La maison de la recette buraliste de Craponne existe aujourd’hui encore, telle qu’elle était quand elle fut envahie par les Mandrins ; avec ses murs ventrus, tout de guingois. Les petites fenêtres sont jetées irrégulièrement sur les quatre façades, car elle a jour sur rue de toute part, avec des contrevens pleins, en bois naturel, brunis par le temps, scellés aux chambranles des fenêtres par des pentures en fer noir. Sur chacune des deux façades principales, une porte vitrée, basse, à linteau cintré et fermée la nuit d’un vantail de bois massif, les montans et le linteau rayés de nervures du XVe siècle. La toiture est en tuiles rouges et s’avance en auvent, couvrant une galerie à jour sur la rue, que soutiennent des poutres obliques engagées dans le mur. La maisonnette, en son exquise vétusté, se dresse au centre de la petite ville.

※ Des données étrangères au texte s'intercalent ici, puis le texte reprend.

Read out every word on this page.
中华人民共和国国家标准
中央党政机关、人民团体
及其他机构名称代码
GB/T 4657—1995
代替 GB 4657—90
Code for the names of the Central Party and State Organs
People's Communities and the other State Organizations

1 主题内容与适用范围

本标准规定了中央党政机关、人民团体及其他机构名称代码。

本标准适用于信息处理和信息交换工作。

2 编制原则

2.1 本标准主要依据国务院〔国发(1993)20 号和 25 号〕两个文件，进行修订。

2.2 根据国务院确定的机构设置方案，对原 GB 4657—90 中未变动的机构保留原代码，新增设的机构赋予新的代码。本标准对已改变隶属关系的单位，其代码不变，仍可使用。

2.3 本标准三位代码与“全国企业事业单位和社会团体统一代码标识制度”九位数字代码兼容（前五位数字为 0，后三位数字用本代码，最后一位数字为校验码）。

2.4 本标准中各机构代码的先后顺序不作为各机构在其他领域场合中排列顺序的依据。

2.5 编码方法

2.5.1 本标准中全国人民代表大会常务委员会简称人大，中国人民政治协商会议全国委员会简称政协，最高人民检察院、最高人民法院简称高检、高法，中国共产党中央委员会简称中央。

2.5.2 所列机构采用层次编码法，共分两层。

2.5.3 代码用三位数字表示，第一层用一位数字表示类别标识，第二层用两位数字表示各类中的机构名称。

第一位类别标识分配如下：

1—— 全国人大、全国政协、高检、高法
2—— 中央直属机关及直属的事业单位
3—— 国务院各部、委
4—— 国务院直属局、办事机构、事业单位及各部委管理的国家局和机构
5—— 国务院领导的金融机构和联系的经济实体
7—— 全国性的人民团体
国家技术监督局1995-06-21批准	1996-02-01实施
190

Or il arriva que le maire de Craponne, M. Calemart de Montjoly, s’avisa de faire des observations à Mandrin sur le métier qu’il exerçait. M. le maire présenta ces objections sans les entourer des précautions oratoires qui sont essentielles à la politesse ; en sorte qu’il dut payer aux contrebandiers une somme de cinquante louis en amende des propos malsonnans où il s’était oublié.

Le 29 août, trois escouades de Mandrins, « le bonnet à la hussarde retroussé sur l’oreille, » firent leur entrée dans Montbrison en Forez, où l’entreposeur des Fermes, M. Antoine Faure, dut accepter pour 5 532 lb. de « faux-tabac. » Puis notre héros eut une idée nouvelle :

— Nous faisons de l’argent, faisons aussi des hommes !

Et le bandit de se présenter aux prisons de la ville. Il parle en maître :

— Le registre d’écrou et un serrurier !

Par celui-ci Mandrin fait dériver leurs fers à ceux des détenus qui n’étaient écroués que pour contrebande, faux-saunage ou désertion. Ainsi il élargit huit braves, qui furent heureux de se joindre à la bande de leur libérateur. Les prisonniers de droit commun, voleurs, filous et assassins, furent laissés sous les verrous :

« — Pour vous, leur disait-il, je ne suis pas votre sauveur. Vous méritez d’être pendus. »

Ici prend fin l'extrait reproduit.